Competition Tribunal says it's time to regulate credit card fees: Restaurants agree
OTTAWA--The Competition Tribunal may have rejected the complaint against credit card companies on unfair rules, but it has found that a stronger regulatory framework for credit card fees is required - something the Canadian Restaurant and Foodservices Association (CRFA) has been telling government for years.
The Competition Tribunal found that current laws around competition are not strong enough to control Visa and MasterCard's unfair and anti-competitive rules imposed on merchants. The proper solution to a limitless rise in merchant fees is for government to step in and regulate.
"The federal Finance Minister has the authority to regulate credit card fees," says Garth Whyte, CRFA President and CEO. "With the Tribunal's ruling, it's clear it's high time government takes action. We can guarantee that CRFA will be pursuing this matter further with government."
Impact of credit card fees
•A typical full-service dining restaurant could pay $10,000 or more a year in credit card fees.
•Credit card fees are charged on the meal, the tax and the tip.
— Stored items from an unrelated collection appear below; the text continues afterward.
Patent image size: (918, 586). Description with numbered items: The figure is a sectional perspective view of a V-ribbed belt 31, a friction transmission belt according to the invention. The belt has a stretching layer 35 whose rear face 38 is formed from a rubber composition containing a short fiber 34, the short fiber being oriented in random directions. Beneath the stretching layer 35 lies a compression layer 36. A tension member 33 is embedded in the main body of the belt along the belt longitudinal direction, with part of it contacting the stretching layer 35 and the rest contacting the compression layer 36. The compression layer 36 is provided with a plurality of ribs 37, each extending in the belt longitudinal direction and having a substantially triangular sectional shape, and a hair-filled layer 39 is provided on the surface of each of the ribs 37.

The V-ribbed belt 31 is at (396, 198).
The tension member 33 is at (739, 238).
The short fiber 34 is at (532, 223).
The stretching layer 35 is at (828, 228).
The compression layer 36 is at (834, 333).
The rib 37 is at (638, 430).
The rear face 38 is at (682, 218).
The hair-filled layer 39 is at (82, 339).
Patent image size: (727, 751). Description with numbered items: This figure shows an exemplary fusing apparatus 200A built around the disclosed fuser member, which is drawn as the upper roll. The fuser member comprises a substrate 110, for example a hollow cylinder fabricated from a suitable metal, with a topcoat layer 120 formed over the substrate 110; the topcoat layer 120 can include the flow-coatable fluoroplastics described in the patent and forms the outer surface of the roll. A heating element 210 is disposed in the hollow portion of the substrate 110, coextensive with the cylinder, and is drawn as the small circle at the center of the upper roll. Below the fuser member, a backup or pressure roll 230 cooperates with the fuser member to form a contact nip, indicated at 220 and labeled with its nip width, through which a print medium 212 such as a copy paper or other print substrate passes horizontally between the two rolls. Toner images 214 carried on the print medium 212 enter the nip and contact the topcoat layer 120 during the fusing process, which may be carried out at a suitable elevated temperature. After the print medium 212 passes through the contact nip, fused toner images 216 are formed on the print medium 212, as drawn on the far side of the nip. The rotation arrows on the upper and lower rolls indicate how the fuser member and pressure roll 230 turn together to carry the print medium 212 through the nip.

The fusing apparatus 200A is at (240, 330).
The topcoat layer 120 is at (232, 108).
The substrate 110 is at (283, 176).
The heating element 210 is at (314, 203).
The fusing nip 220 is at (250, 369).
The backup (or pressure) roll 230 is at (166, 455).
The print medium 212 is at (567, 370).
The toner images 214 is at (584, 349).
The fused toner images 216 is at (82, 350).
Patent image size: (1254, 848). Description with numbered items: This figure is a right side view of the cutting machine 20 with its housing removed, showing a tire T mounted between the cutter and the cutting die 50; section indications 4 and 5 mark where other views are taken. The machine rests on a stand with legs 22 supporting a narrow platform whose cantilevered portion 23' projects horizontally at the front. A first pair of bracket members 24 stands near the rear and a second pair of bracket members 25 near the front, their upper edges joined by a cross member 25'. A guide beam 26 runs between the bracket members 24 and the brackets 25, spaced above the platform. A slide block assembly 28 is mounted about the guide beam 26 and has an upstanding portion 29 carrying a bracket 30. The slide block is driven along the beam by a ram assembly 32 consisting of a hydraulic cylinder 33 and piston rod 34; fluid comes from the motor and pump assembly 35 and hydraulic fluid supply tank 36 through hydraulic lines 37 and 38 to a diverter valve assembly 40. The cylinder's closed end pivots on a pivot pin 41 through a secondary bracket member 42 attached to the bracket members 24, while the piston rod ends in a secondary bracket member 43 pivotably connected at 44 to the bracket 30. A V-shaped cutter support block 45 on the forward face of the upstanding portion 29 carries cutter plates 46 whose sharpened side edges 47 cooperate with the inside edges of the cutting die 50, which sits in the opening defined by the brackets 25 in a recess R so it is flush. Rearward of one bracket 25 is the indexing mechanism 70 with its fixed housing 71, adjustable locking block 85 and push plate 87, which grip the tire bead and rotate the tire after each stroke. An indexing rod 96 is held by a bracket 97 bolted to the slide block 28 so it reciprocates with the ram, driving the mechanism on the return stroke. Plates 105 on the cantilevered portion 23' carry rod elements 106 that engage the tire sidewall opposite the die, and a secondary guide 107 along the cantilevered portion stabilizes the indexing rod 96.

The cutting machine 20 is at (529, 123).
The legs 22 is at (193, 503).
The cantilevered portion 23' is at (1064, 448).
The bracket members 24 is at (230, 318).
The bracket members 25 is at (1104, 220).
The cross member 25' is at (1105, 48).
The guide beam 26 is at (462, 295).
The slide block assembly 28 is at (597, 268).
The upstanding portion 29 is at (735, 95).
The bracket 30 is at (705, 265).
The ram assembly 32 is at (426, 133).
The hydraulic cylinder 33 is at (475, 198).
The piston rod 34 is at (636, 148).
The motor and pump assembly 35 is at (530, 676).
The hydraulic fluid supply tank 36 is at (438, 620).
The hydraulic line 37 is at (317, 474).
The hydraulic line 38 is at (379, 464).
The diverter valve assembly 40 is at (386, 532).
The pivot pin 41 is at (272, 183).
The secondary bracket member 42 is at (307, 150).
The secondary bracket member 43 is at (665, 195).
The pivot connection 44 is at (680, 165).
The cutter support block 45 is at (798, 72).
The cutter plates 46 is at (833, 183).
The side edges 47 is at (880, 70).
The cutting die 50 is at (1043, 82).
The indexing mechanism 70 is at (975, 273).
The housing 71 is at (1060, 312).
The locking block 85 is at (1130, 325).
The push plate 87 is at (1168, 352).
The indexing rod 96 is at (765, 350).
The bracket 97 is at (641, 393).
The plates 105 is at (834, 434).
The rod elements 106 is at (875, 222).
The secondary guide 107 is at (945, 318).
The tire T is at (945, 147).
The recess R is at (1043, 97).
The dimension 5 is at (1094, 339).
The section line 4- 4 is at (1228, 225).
In many cases the credit card fees are higher than the restaurant's profit.
•The restaurant industry as a whole pays $40 million a year in credit card fees on sales taxes alone.
CRFA is one of Canada's largest business associations, with more than 30,000 members representing restaurants, bars, caterers, institutions and other foodservice providers. Canada's restaurant industry generates $65 billion annually in economic activity and employs more than 1.1 million people in communities across the country.